If you haven't been in touch with Chinese bureaucracy directly (or Pakistani bureaucracy, my other area of experience) it is difficult to understate just how much graft and falsification goes on and how it is basically just part of the system. Fire someone and replace them and the chances are the replacements are just as corrupt. It's endemic.

I think PPP adjustment for judging military might makes no sense at all. It should probably go the other way: take nominal, and give a bonus to the highest gdp/cap. The richer country has access to technology and intelligence the poorer country cannot buy no matter how cheap the haircuts are. That's where the battle is won. My hypothesis is, highest gdp/cap country wins. e.g. , england's military history. I'd welcome some examples of PPP adjustments more accurately predicting the outcome of a conflict.

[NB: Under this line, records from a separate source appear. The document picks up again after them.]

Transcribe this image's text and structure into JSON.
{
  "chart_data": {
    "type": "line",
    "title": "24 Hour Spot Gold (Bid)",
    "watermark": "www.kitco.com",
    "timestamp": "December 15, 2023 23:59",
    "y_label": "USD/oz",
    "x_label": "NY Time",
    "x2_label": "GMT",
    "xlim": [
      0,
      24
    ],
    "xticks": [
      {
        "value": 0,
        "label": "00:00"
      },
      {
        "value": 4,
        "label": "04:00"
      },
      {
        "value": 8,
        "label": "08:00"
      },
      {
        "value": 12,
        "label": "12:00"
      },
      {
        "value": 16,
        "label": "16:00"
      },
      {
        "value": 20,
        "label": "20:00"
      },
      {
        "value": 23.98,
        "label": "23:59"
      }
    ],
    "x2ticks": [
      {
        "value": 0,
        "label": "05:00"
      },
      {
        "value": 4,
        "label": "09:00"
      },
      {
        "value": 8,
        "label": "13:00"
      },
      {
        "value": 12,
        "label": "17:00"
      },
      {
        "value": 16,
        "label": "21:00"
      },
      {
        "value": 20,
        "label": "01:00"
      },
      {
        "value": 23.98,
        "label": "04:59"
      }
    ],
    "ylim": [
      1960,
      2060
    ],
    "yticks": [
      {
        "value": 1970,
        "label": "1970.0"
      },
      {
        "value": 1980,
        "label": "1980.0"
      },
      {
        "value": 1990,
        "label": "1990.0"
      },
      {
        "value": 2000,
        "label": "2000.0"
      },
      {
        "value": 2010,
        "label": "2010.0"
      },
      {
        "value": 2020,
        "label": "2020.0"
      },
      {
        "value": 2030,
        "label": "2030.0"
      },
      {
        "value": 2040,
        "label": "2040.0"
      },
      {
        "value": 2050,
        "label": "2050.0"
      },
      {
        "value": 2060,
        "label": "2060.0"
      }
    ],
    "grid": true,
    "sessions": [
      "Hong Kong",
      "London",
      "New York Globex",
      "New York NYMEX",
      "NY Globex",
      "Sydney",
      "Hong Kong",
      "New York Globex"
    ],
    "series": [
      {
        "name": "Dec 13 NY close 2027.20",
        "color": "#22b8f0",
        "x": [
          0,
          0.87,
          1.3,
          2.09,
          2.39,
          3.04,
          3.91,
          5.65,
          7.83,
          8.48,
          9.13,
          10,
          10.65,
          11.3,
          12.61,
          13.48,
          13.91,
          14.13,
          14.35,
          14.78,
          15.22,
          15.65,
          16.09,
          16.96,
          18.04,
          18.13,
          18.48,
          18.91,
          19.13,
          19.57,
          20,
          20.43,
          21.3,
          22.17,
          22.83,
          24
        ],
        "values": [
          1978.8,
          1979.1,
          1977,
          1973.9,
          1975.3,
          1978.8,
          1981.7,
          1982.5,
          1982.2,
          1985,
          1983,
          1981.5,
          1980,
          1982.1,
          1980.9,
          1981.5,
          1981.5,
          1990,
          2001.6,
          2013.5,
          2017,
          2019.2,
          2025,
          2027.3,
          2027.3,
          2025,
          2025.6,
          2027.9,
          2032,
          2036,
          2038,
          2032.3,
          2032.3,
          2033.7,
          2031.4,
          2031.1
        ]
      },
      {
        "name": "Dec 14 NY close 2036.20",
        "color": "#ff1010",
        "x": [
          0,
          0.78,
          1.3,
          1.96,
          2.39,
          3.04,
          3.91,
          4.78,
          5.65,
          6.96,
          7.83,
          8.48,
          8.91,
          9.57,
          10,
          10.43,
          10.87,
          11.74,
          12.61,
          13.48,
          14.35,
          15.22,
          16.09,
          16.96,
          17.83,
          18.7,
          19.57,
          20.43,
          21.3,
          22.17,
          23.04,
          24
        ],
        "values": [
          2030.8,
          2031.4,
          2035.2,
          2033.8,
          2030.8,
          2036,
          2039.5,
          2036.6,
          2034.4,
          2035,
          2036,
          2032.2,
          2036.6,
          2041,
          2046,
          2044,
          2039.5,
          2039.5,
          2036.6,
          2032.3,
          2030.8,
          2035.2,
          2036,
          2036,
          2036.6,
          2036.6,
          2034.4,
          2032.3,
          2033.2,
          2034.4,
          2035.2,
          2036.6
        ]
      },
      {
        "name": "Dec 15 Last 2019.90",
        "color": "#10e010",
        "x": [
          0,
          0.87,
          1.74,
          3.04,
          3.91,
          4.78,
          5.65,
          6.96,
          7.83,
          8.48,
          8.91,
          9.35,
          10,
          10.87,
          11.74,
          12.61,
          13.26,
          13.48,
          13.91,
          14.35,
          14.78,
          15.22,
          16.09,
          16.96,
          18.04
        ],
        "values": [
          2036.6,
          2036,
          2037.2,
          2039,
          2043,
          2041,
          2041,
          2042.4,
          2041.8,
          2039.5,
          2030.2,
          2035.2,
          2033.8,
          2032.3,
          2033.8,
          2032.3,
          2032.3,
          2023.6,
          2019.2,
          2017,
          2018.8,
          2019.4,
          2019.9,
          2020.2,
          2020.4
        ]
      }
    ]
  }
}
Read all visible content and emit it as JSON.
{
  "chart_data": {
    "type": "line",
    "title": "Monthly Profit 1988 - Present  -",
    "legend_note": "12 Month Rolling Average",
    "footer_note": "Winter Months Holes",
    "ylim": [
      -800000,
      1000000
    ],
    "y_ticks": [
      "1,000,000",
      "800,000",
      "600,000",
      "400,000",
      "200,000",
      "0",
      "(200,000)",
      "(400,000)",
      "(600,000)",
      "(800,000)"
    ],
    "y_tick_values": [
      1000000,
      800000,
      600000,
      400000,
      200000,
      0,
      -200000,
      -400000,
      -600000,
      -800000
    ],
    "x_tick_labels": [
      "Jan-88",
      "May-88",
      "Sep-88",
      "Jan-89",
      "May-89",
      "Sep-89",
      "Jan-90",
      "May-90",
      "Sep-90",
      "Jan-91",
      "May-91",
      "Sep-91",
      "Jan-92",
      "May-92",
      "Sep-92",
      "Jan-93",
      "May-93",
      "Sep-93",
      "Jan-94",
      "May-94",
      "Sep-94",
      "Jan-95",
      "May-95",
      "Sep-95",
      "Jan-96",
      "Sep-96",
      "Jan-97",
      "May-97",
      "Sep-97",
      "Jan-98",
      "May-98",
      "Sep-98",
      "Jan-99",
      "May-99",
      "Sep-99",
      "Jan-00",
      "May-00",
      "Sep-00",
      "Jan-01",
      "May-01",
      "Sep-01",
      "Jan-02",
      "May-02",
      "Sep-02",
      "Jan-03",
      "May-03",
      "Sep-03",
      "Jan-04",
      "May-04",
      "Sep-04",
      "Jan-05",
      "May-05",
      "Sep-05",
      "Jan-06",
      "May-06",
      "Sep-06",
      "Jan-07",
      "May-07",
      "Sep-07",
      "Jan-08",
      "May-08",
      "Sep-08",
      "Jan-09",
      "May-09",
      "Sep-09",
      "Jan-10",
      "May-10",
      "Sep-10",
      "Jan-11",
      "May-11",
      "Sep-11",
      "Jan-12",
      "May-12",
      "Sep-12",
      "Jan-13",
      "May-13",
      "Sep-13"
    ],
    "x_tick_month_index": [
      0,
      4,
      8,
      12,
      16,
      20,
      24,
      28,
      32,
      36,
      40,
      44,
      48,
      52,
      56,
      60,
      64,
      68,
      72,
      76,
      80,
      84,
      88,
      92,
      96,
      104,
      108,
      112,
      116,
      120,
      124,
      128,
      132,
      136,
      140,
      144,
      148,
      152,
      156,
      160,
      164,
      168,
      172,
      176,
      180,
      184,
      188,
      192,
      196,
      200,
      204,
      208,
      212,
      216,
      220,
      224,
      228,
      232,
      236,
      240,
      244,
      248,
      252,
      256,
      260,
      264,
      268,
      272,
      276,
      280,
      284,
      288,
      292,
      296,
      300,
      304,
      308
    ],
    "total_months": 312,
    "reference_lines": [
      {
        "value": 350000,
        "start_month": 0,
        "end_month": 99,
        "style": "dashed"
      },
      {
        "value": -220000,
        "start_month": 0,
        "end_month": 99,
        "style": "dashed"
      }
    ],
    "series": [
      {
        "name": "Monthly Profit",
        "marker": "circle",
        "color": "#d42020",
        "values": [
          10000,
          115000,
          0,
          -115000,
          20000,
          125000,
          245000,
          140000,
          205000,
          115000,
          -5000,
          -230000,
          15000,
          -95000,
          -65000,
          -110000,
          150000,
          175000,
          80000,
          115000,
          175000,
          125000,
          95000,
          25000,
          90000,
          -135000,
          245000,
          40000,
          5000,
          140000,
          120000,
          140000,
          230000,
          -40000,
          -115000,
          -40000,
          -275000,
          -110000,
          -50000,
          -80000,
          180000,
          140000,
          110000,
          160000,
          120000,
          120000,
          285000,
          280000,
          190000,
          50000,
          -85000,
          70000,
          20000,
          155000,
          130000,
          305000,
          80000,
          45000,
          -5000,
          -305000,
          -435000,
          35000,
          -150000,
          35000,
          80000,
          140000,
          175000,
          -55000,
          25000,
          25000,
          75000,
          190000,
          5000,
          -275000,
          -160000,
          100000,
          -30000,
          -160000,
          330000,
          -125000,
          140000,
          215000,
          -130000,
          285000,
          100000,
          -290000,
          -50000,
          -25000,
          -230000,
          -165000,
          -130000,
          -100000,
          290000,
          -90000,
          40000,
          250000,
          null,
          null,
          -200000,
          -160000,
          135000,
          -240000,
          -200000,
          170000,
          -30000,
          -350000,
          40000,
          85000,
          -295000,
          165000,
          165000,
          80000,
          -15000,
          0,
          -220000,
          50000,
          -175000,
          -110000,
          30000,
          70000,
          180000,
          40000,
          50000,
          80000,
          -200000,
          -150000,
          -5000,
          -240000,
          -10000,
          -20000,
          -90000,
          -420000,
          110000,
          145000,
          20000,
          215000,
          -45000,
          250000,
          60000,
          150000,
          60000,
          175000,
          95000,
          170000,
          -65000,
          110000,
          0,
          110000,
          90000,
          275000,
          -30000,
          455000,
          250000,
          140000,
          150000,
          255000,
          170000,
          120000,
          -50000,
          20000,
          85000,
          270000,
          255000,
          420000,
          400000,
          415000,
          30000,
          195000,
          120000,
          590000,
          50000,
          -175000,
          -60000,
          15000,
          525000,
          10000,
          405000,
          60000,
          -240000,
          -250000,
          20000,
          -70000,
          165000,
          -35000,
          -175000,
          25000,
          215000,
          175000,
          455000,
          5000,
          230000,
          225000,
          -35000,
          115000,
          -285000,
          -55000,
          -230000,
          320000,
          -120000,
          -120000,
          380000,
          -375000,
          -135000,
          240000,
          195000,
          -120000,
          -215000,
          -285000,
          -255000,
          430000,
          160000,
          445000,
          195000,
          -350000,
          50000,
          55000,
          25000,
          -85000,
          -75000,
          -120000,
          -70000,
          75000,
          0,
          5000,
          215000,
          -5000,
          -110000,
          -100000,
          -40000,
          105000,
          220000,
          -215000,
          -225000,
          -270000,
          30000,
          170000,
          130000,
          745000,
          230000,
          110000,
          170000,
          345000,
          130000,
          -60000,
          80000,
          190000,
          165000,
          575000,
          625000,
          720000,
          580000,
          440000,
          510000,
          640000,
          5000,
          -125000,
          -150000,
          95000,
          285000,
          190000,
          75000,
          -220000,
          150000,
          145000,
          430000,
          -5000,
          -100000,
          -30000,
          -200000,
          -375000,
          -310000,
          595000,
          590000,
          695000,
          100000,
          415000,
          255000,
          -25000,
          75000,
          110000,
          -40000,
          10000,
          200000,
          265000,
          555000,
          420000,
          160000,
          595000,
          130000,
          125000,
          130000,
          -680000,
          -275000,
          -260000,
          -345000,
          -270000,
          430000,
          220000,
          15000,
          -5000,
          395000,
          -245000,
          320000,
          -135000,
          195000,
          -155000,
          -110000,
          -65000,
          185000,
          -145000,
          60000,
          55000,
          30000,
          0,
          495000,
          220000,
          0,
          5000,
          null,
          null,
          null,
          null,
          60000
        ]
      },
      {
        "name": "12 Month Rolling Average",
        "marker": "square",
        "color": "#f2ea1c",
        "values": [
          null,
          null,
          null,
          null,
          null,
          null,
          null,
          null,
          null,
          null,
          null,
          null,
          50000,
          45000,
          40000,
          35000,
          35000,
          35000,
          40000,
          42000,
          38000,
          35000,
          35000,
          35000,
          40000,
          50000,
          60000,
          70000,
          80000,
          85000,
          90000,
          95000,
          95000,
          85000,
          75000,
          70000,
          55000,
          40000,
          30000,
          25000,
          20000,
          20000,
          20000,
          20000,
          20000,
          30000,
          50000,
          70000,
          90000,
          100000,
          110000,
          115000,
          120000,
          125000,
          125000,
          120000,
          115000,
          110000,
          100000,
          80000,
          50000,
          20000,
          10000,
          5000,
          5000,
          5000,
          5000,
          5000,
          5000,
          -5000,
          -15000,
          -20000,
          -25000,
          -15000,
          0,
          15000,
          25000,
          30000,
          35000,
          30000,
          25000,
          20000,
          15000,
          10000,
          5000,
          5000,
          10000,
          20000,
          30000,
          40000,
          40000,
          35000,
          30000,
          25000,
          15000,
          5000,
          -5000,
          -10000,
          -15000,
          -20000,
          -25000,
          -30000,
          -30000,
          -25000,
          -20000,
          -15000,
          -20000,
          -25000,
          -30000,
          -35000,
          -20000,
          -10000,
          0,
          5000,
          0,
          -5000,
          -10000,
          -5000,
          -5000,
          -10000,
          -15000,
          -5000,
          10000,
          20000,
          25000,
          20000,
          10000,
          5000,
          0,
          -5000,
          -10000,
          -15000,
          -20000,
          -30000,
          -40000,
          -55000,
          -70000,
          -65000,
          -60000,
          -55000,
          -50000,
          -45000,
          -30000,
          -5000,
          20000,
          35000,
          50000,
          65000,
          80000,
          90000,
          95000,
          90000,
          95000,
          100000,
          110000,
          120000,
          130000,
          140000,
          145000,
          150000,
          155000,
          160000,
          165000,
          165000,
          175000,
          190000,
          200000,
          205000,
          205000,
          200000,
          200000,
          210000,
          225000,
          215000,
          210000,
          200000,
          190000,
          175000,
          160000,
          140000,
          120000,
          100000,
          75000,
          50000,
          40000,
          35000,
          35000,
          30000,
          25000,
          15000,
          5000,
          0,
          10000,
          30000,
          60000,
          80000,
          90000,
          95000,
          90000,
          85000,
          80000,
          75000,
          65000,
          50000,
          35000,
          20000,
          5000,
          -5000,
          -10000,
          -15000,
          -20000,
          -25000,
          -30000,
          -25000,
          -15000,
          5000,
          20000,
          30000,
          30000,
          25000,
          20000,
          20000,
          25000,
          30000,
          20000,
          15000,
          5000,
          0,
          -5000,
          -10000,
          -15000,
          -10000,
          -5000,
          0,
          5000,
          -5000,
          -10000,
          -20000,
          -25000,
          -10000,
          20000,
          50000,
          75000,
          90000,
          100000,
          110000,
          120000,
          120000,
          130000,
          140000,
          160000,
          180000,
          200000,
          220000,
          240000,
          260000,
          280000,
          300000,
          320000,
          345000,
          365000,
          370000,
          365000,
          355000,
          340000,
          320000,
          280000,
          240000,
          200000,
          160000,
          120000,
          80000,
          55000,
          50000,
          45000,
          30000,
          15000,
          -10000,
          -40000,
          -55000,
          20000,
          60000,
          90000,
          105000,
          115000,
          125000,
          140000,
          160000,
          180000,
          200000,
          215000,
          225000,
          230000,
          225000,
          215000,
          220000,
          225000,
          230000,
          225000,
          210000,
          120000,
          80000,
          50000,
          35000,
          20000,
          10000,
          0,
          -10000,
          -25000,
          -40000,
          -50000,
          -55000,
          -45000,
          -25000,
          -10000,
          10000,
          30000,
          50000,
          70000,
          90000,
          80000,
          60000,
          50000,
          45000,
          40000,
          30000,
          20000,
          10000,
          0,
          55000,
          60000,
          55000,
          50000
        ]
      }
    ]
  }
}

I take your point. Certainly China's larger GDP than England in 1700 didn't help them.

I don't think it applies to our current situation. China is the manufacturer of the world. Bringing up haircuts again... Those $80 haircuts in the U.S. might artificially inflate GDP, but it doesn't change the fact that China is making more stuff, and increasingly high quality stuff as well. How sure are you that the U.S. has a major technological advantage (outside of AI).

Are China's planes and missiles at U.S. levels? I think that is the question. U.S. military spending is a red herring. As you implied, it matters which country is producing more and better material. And spending doesn't tell us that. China is capable of making more weapons with their limited spending than we are with our massive spending.

Naturally the only way to tell if China is up to snuff is with a conflict. Let's hope we never find out.